There was a suggestion that the registered charge listed on the property title imposed a financial burden on Gregson Green and we would like to re-confirm that this is not the case.
Prior to entering into the Collaboration Agreement the Trustees took advice from Napthens Solicitors, one of the North West’s leading law firms. This included advice from a partner in the firm who specialises in trust deeds and also advice from another partner who specialises in commercial property law, both on the merits of entering into the Collaboration Agreement and the risks that this action would, if any, include. Under the advice of Napthens, the Trustees were willing to enter into the agreement due to the obvious benefit of potentially securing a new community centre.
There is therefore a restriction on the title which references the existence of the Collaboration Agreement and requires the Trustees not to complete any type of disposition (for example a sale, the grant of a charge, or the grant of an easement etc.) without obtaining the consent of Willowgrove Developments Limited.
The reason for this restriction is to protect the terms of the Collaboration Agreement which the Trustees of Gregson Green have entered into with Willowgrove Developments Limited regarding the possible delivery of the new community centre.
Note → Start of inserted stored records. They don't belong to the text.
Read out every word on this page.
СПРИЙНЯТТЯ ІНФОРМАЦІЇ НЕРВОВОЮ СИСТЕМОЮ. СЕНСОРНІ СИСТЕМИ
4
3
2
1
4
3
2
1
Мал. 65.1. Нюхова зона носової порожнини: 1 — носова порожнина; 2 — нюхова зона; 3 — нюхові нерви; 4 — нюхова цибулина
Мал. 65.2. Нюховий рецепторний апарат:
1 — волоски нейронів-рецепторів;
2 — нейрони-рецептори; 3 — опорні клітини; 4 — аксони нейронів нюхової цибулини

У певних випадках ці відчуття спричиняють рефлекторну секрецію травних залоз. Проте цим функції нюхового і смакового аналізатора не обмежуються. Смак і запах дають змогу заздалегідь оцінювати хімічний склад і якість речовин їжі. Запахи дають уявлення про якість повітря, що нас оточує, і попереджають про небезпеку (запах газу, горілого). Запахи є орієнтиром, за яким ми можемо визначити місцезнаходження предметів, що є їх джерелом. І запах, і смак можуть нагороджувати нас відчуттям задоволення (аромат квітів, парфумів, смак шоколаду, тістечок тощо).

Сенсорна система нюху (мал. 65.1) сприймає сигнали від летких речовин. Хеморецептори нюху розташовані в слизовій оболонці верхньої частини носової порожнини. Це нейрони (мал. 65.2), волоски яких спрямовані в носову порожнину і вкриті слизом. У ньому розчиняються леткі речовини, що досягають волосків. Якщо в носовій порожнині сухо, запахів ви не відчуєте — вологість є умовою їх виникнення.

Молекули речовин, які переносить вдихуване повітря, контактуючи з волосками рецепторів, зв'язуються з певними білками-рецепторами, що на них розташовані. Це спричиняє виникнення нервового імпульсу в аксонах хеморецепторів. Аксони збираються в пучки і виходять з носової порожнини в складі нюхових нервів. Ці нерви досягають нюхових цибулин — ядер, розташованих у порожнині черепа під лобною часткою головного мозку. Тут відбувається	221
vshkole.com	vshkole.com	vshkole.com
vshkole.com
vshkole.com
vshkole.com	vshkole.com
Willowgrove Developments Limited is the project management company under who’s instruction Cassidy & Ashton, Thornber & Walker and Eckersley are collectively acting in dealing with Rowland Homes, Jennifer Turner and South Ribble Borough Council on the current planning application. The costs of their professional services are not the responsibility of Gregson Green. If the planning application is successful, then Gregson Green will be the beneficiary of a significant capital payment through a planning legal agreement (called a Section 106 Agreement) to help fund the new community centre project. The Collaboration Agreement itself merely requires the two parties to act collaboratively.
The Unilateral Notice on the Land Registry title also protects the terms of the Collaboration Agreement as it puts on notice any purchaser or lender that the land is bound by the terms of the Collaboration Agreement and identifies the parties involved.
Our legal advisors have confirmed that the Collaboration Agreement is a confidential matter between the parties and should not be disclosed without the accord of all parties and only where there is a specific need relative to a proposed land or property transaction with a third party as per the restriction on title.